Prove the following theorem:
A(BC)=(AB)C.

Homework Equations

http://en.wikipedia.org/wiki/Matrix_multiplication#Ordinary_matrix_product"

The Attempt at a Solution

Let A be of order m by n, B be of order n by p, and C be of order p by q. Then
$$(A(BC))_{ij}=\sum^{n}_{k=1} A_{ik}(BC)_{kj}=\sum^{n}_{k=1} (A_{ik}(\sum^{p}_{r=1} B_{kr}C_{rj}))$$
After this, I'm stuck. How do I put the summations together, and how should I change the indices of summation?

Thanks!

 

[tiny-tim]

Let A be of order m by n, B be of order n by p, and C be of order p by q.
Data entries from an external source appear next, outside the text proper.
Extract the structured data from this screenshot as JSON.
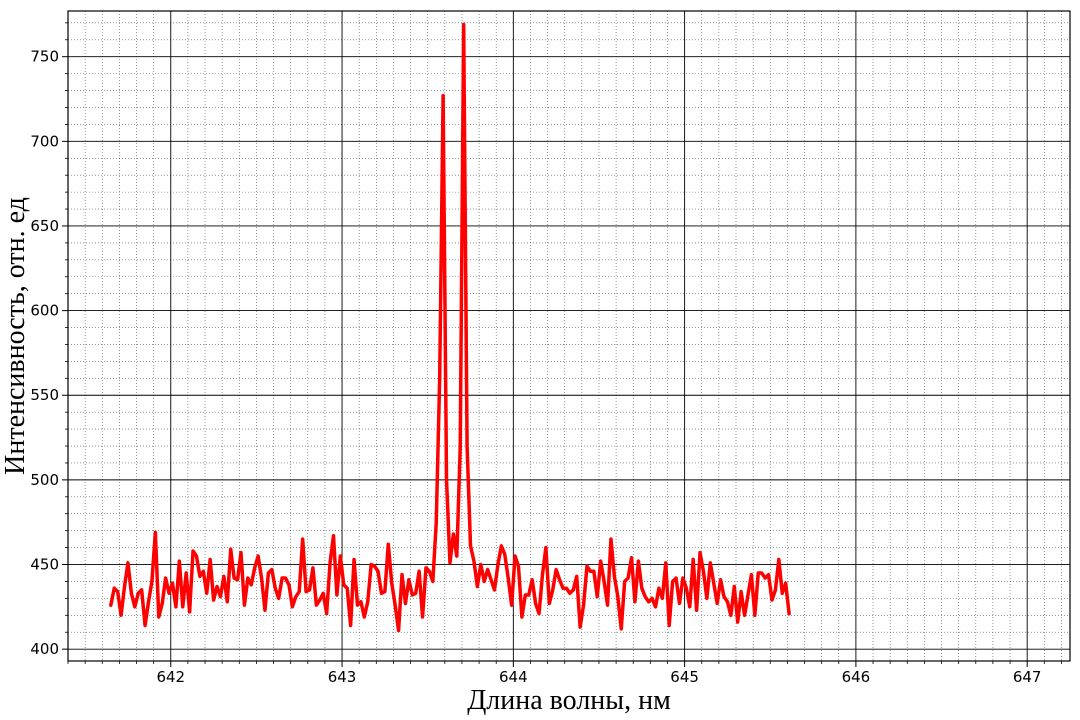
{
  "chart_data": {
    "type": "line",
    "title": "",
    "xlabel": "Длина волны, нм",
    "ylabel": "Интенсивность, отн. ед",
    "xlim": [
      641.4,
      647.25
    ],
    "ylim": [
      393,
      777
    ],
    "x_ticks": [
      642,
      643,
      644,
      645,
      646,
      647
    ],
    "y_ticks": [
      400,
      450,
      500,
      550,
      600,
      650,
      700,
      750
    ],
    "x_minor_step": 0.1,
    "y_minor_step": 10,
    "grid": "on (major solid, minor dotted)",
    "legend": "none",
    "series": [
      {
        "color": "#ff0000",
        "x_start": 641.65,
        "x_step": 0.02,
        "y": [
          426,
          436,
          434,
          420,
          437,
          451,
          433,
          425,
          433,
          435,
          414,
          428,
          440,
          469,
          419,
          427,
          442,
          433,
          439,
          425,
          452,
          425,
          445,
          422,
          458,
          455,
          443,
          446,
          433,
          453,
          429,
          437,
          431,
          443,
          428,
          459,
          442,
          441,
          457,
          426,
          442,
          438,
          448,
          455,
          442,
          423,
          445,
          447,
          436,
          430,
          442,
          442,
          438,
          425,
          431,
          434,
          465,
          434,
          435,
          448,
          426,
          429,
          433,
          421,
          451,
          467,
          432,
          455,
          438,
          436,
          414,
          453,
          426,
          428,
          419,
          428,
          450,
          449,
          446,
          433,
          434,
          462,
          439,
          426,
          411,
          444,
          427,
          441,
          432,
          433,
          446,
          419,
          448,
          446,
          440,
          475,
          560,
          727,
          500,
          451,
          468,
          455,
          520,
          769,
          520,
          461,
          452,
          437,
          450,
          440,
          447,
          441,
          435,
          450,
          461,
          456,
          442,
          426,
          455,
          449,
          419,
          432,
          432,
          441,
          427,
          421,
          444,
          460,
          427,
          435,
          447,
          441,
          436,
          436,
          433,
          435,
          443,
          413,
          426,
          449,
          446,
          446,
          431,
          452,
          440,
          426,
          465,
          443,
          431,
          412,
          440,
          442,
          454,
          428,
          452,
          436,
          431,
          428,
          430,
          425,
          436,
          430,
          451,
          414,
          440,
          442,
          427,
          442,
          436,
          425,
          453,
          423,
          457,
          446,
          430,
          451,
          439,
          427,
          441,
          431,
          428,
          420,
          437,
          416,
          434,
          420,
          432,
          444,
          420,
          445,
          445,
          442,
          444,
          429,
          435,
          453,
          433,
          439,
          421
        ]
      }
    ]
  }
}
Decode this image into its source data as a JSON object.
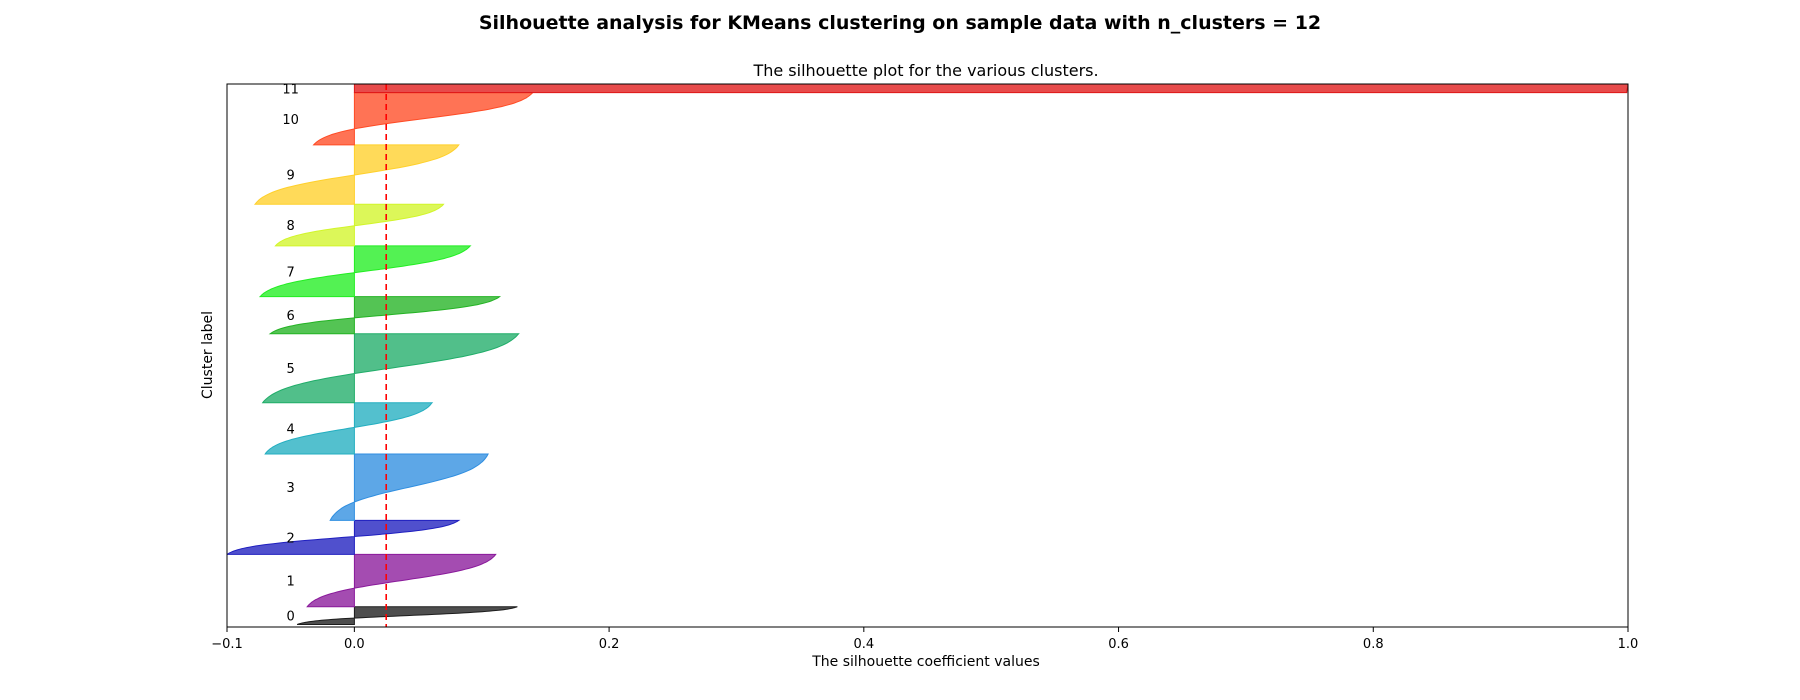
{
  "figure": {
    "suptitle": "Silhouette analysis for KMeans clustering on sample data with n_clusters = 12"
  },
  "chart_data": {
    "type": "area",
    "title": "The silhouette plot for the various clusters.",
    "xlabel": "The silhouette coefficient values",
    "ylabel": "Cluster label",
    "xlim": [
      -0.1,
      1.0
    ],
    "ylim": [
      0,
      1070
    ],
    "xticks": [
      -0.1,
      0.0,
      0.2,
      0.4,
      0.6,
      0.8,
      1.0
    ],
    "xtick_labels": [
      "−0.1",
      "0.0",
      "0.2",
      "0.4",
      "0.6",
      "0.8",
      "1.0"
    ],
    "yticks": [],
    "grid": false,
    "average_silhouette_score": 0.025,
    "average_line_color": "#ff0000",
    "clusters": [
      {
        "label": "0",
        "lower": 5,
        "size": 35,
        "min": -0.045,
        "max": 0.128,
        "color": "#1c1c1c"
      },
      {
        "label": "1",
        "lower": 40,
        "size": 103,
        "min": -0.037,
        "max": 0.111,
        "color": "#8a1a9b"
      },
      {
        "label": "2",
        "lower": 143,
        "size": 67,
        "min": -0.1,
        "max": 0.082,
        "color": "#1f1fbf"
      },
      {
        "label": "3",
        "lower": 210,
        "size": 131,
        "min": -0.019,
        "max": 0.105,
        "color": "#2f8ee0"
      },
      {
        "label": "4",
        "lower": 341,
        "size": 101,
        "min": -0.07,
        "max": 0.061,
        "color": "#23aec0"
      },
      {
        "label": "5",
        "lower": 442,
        "size": 136,
        "min": -0.072,
        "max": 0.129,
        "color": "#20ad69"
      },
      {
        "label": "6",
        "lower": 578,
        "size": 73,
        "min": -0.066,
        "max": 0.114,
        "color": "#24b324"
      },
      {
        "label": "7",
        "lower": 651,
        "size": 100,
        "min": -0.074,
        "max": 0.091,
        "color": "#22ee22"
      },
      {
        "label": "8",
        "lower": 751,
        "size": 82,
        "min": -0.062,
        "max": 0.07,
        "color": "#d2f52a"
      },
      {
        "label": "9",
        "lower": 833,
        "size": 117,
        "min": -0.078,
        "max": 0.082,
        "color": "#ffd02a"
      },
      {
        "label": "10",
        "lower": 950,
        "size": 103,
        "min": -0.032,
        "max": 0.14,
        "color": "#ff4b25"
      },
      {
        "label": "11",
        "lower": 1053,
        "size": 17,
        "min": 0.999,
        "max": 1.0,
        "color": "#e01818"
      }
    ]
  }
}
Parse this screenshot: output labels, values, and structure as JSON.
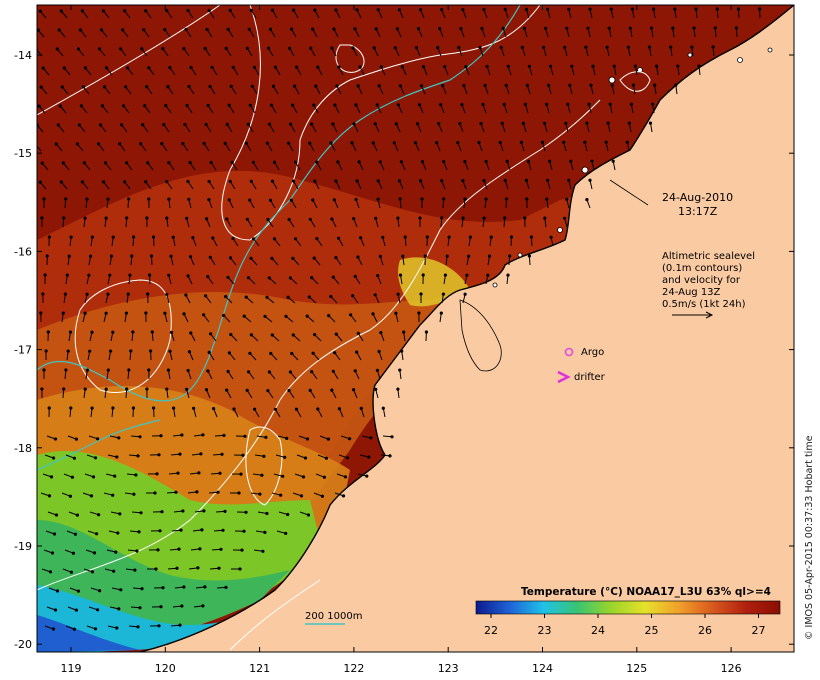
{
  "map": {
    "date_line": "24-Aug-2010",
    "time_line": "13:17Z",
    "legend_lines": [
      "Altimetric sealevel",
      "(0.1m contours)",
      "and velocity for",
      "24-Aug 13Z",
      "0.5m/s (1kt 24h)"
    ],
    "argo_label": "Argo",
    "drifter_label": "drifter",
    "depth_label": "200  1000m",
    "credit": "© IMOS 05-Apr-2015 00:37:33 Hobart time",
    "colorbar": {
      "title": "Temperature (°C) NOAA17_L3U 63% ql>=4",
      "ticks": [
        "22",
        "23",
        "24",
        "25",
        "26",
        "27"
      ],
      "colors": [
        "#0b1a8c",
        "#1f63d6",
        "#1fc2e8",
        "#38c472",
        "#9ad52a",
        "#e5e12b",
        "#f0a12a",
        "#d9591e",
        "#b0200f",
        "#8b0e02"
      ]
    },
    "lon_ticks": [
      "119",
      "120",
      "121",
      "122",
      "123",
      "124",
      "125",
      "126"
    ],
    "lat_ticks": [
      "-14",
      "-15",
      "-16",
      "-17",
      "-18",
      "-19",
      "-20"
    ],
    "colors": {
      "land": "#facba3",
      "contour": "#ffffff",
      "isobath": "#3fc6c4",
      "argo": "#e14be0",
      "drifter": "#e12de0"
    }
  }
}
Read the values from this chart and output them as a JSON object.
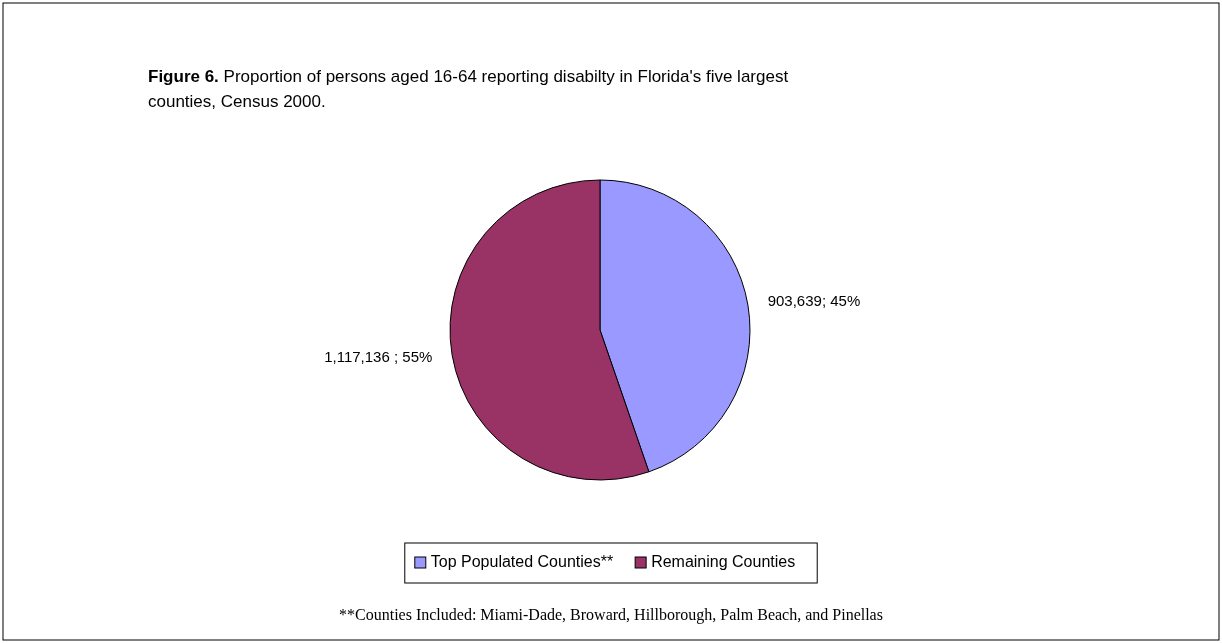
{
  "chart_data": {
    "type": "pie",
    "title": "Figure 6. Proportion of persons aged 16-64 reporting disabilty in Florida's five largest counties, Census 2000.",
    "categories": [
      "Top Populated Counties**",
      "Remaining Counties"
    ],
    "values": [
      903639,
      1117136
    ],
    "colors": [
      "#9999ff",
      "#993366"
    ],
    "value_labels": [
      "903,639; 45%",
      "1,117,136 ; 55%"
    ],
    "legend": "bottom",
    "annotations": [
      "**Counties Included: Miami-Dade, Broward, Hillborough, Palm Beach, and Pinellas"
    ]
  }
}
Then
$$(A(BC))_{ij}=\sum^{n}_{k=1} A_{ik}(BC)_{kj}=\sum^{n}_{k=1} (A_{ik}(\sum^{p}_{r=1} B_{kr}C_{rj}))$$
After this, I'm stuck. How do I put the summations together, and how should I change the indices of summation?

Hi adartsesirhc!

(nice LaTeX, btw!)

Hint: You can move the ∑s as far to the left as you like.

 

[adartsesirhc]

$$(A(BC))_{ij}=\sum^{n}_{k=1} A_{ik}(BC)_{kj}=\sum^{n}_{k=1} (A_{ik}(\sum^{p}_{r=1} B_{kr}C_{rj}))=\sum^{n}_{k=1} \sum^{p}_{r=1} A_{ik}B_{kr}C_{rj}=\sum^{p}_{r=1} (\sum^{n}_{k=1} A_{ik}B_{kr})C_{rj}=\sum^{p}_{r=1} (AB)_{ir}C_{rj}=((AB)C)_{ij}$$.

How's that?

 

[tiny-tim]

$$(A(BC))_{ij}=\sum^{n}_{k=1} A_{ik}(BC)_{kj}=\sum^{n}_{k=1} (A_{ik}(\sum^{p}_{r=1} B_{kr}C_{rj}))=\sum^{n}_{k=1} \sum^{p}_{r=1} A_{ik}B_{kr}C_{rj}=\sum^{p}_{r=1} (\sum^{n}_{k=1} A_{ik}B_{kr})C_{rj}=\sum^{p}_{r=1} (AB)_{ir}C_{rj}=((AB)C)_{ij}$$.

How's that?

Perfect!

Woohoo! ​